The group discussion began after an ice-breaker and viewing the TED Talk.  Wilkerson connected them to their own immigrant past while introducing, for some, the fact that African Americans who left the South for the North had the same desires as those migrating from another country. Whether from Mississippi to Chicago, Jamaica to Florida and Brooklyn, South Carolina to Maryland or Cuba to Jamaica, there were several resonant stories:

  • Outside-in and inside-out pressure on first generation immigrants to give up or hold on to customs, dialects, foods.
  • Decades old trauma and secrecy associated with how families separated and re-grouped (or not) that continues to affect family dynamics.
  • Racial tensions between migrants from different places and countries within Black communities (e.g. American South & Caribbean) and between different races

There was also a probing of what gave migrants the strength and stamina to survive and thrive.

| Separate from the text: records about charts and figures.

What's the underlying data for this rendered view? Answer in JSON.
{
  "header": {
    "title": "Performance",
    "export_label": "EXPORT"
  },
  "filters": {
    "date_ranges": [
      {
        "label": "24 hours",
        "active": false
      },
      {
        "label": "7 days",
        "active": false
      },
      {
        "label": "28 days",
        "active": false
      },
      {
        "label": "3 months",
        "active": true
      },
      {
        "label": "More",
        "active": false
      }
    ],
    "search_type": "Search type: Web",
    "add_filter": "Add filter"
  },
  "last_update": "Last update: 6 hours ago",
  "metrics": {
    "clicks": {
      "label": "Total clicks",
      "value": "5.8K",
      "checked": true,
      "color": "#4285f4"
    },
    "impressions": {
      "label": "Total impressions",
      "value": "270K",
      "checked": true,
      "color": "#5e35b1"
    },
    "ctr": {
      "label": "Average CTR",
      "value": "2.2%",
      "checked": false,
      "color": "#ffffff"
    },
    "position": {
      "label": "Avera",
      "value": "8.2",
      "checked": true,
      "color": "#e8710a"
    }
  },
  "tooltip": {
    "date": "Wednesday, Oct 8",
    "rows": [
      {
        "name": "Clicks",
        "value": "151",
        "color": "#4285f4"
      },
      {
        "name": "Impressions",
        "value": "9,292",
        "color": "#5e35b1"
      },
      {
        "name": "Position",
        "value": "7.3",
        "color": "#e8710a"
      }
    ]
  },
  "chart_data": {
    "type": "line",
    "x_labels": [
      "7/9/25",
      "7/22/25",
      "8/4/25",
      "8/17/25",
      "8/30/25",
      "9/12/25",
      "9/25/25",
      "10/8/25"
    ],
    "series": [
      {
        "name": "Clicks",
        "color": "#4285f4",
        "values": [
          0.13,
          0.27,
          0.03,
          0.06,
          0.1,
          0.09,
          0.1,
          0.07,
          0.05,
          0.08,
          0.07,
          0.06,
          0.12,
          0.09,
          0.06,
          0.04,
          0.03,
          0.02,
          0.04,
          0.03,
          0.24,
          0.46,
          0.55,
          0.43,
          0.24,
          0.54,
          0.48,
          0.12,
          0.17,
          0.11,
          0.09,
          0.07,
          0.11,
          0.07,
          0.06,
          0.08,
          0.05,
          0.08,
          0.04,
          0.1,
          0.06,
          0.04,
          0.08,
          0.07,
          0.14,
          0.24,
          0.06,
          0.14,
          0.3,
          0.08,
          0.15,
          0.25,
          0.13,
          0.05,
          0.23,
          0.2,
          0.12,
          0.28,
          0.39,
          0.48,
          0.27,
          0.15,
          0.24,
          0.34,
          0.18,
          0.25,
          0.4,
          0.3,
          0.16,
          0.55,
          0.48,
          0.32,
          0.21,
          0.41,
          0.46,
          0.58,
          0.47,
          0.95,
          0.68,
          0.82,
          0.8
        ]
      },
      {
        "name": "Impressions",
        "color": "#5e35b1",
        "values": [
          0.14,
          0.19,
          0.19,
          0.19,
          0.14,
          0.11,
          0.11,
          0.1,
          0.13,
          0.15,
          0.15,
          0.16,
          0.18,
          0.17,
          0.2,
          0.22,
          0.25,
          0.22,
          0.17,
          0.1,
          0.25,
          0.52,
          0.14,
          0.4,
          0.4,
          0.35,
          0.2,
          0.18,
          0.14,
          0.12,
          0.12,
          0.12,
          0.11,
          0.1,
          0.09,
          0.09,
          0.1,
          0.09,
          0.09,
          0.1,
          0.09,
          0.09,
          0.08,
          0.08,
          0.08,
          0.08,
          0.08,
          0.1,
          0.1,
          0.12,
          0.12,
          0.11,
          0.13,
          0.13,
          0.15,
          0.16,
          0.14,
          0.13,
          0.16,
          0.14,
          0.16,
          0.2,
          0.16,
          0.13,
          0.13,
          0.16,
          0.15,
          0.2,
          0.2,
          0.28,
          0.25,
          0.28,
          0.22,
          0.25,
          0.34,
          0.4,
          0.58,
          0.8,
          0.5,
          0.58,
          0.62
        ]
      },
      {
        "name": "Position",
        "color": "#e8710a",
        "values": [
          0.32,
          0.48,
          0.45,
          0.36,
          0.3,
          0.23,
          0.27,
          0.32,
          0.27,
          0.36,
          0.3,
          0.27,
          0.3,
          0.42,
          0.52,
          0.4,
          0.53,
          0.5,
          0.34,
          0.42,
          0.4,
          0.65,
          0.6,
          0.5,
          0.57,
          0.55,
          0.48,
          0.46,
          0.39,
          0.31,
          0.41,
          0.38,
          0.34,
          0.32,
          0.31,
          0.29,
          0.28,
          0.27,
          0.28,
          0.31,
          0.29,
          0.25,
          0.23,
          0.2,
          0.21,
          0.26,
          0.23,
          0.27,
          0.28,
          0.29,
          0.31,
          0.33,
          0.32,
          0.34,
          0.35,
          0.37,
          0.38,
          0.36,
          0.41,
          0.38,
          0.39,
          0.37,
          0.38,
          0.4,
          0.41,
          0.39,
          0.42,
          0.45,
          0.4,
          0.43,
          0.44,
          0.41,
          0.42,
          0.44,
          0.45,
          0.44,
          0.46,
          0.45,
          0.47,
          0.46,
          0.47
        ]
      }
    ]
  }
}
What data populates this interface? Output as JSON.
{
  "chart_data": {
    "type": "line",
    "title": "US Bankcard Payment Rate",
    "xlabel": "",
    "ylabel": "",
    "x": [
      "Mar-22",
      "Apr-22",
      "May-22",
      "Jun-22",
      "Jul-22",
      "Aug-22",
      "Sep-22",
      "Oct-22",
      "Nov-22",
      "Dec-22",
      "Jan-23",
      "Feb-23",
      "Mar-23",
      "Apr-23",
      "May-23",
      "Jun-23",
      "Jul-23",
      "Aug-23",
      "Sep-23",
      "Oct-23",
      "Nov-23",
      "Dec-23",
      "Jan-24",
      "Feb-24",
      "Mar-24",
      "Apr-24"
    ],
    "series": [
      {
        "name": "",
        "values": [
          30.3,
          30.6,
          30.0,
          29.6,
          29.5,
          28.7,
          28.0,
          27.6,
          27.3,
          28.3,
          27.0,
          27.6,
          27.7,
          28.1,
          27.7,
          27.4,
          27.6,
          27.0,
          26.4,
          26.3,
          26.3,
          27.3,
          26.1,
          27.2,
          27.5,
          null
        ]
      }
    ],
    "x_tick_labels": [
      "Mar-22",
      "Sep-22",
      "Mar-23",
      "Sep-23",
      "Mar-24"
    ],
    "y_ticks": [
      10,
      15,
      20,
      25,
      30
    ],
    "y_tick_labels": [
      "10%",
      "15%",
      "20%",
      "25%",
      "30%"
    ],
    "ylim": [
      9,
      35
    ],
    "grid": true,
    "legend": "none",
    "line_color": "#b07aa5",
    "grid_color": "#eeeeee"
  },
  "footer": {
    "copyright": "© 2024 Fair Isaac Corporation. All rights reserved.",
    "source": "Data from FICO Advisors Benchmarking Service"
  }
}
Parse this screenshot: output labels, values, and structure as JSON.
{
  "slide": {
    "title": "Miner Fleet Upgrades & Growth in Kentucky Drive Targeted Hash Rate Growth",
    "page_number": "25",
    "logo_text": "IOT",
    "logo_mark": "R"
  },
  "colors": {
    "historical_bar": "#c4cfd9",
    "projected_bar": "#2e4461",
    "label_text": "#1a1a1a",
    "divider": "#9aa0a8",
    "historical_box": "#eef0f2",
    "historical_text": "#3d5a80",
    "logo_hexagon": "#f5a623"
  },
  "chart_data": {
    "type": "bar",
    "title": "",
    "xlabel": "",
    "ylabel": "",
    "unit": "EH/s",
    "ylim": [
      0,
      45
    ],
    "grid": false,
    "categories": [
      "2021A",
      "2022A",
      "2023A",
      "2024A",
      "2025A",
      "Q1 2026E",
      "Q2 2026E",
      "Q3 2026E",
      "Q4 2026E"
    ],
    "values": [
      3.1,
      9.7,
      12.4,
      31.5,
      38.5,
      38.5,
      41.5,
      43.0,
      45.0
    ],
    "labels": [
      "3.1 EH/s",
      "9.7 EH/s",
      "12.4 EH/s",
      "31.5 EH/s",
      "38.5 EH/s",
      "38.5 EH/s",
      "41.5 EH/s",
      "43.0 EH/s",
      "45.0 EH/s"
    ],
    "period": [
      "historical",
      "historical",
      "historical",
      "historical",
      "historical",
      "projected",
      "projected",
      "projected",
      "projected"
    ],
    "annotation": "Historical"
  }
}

The younger group members moved the conversation to challenge the more ‘kumbaya’ comments equating European migration with that of Black & Brown people. One of the most profound voices in the room was an insightful 21-year-old Political Science student. After grabbing everyone’s attention with “…yeah, but when they come to the America, they get to be white”, he continued to explain that the categorizations on Census forms changed over time to allow “whiteness” to become more inclusive.  Italian and Irish immigrants, for example, were eventually simply ‘white’ with the all the social and political privileges of the majority over minority groups.

HEAD Talks are conversations that are safe, respectful, often uncomfortable yet always a place for learning and stretching one’s perspectives. This gathering met its goal for sure!